In 1788 he was called to settle the dispute over some documents forged by the monk and scholar Giuseppe Vella. From his travels in Sicily, drew the work Gemälde von Palermo.

There followed an intense period of his life where he traveled moving between Leipzig, Hamburg and Berlin. He published in London the first dictionary of Chinese in 1800: Proposal for publishing by subscription ..., a dictionary of Chinese language and then his most important work on the Chinese language: An explanation of the elementary characters of the Chinese.

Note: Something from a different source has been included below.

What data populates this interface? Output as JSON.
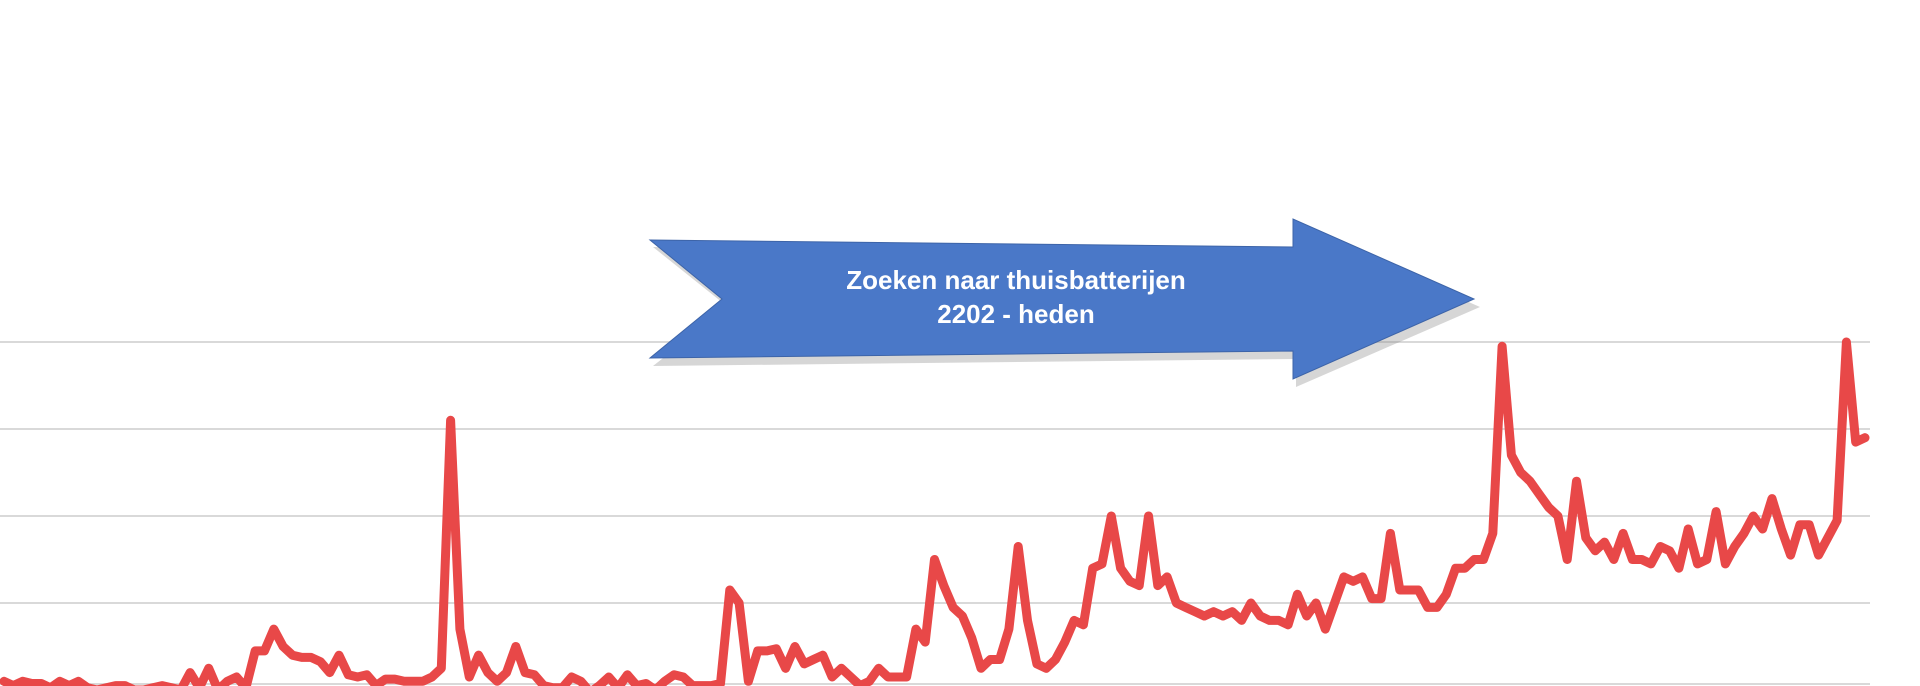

In 1806 he returned to Italy, to Pavia where he was appointed professor of Chinese and Oriental languages, until 1809 when, with the new regulations of the Kingdom of Italy, the teaching of Oriental languages was suppressed throughout the Italian territory. The following year he was appointed by the Biblioteca di Brera as sub-librarian. In 1815 he returned to teach at the University of Pavia in the Faculty of Oriental Languages.

== Works ==
Some of his writings include:

- "Schreiben aus Wien an Herrn Pallas" (1789)
- "Neue Beweise der Verwandtschaft der Ungarn mit den Lappländern"
- "Reise von Wien nach Madrid" (1792)
- "Skizze einer Reise nach Berlin" (1792)
- "Reise von Warschau über Wien nach der Hauptstadt von Sicilien" (1795)
- "Gemälde von Palermo" (1799)
- "Nachricht von einer merkwürdigen literarischen Betrügerei" (1799)
- "Proposal for publishing by subscription..., a dictionary of Chinese language" (1800)
- "Memoria sulla bussola orientale" (1810)
- "Memoria sulle cifre arabiche attribuite fin ai nostri giorni agli Indiani, ma inventate in un paese più remoto dell'India" (1813)
- "ΛίθινοϚ ΠύργοϚ, ossia Forte di pietra...situato secondo i geografi greci... nella Scizia, e scoperto a' giorni nostri" (1816)
- "Iscrizioni cinesi di Quàng-ceu, ossia della città chiamata volgarmente dagli europei Canton" (1816)
- "Observations sur la ressemblance frappante qu'on découvre entre la langue des Russes et celle des Romains=città=Milano" (1817)
- "Spiegazione di due rarissime medaglie cufiche della famiglia degli Ommiadi appartenenti al Museo Mainoni in Milano" (1818)

== Bibliography ==

- Hager, Josef (1799). "Gemälde von Palermo"
- Marica Roda, HAGER, Giuseppe, in Dizionario biografico degli italiani, LXI volume, Roma, Istituto dell'Enciclopedia Italiana, 2004. URL consultato il 25 luglio 2016.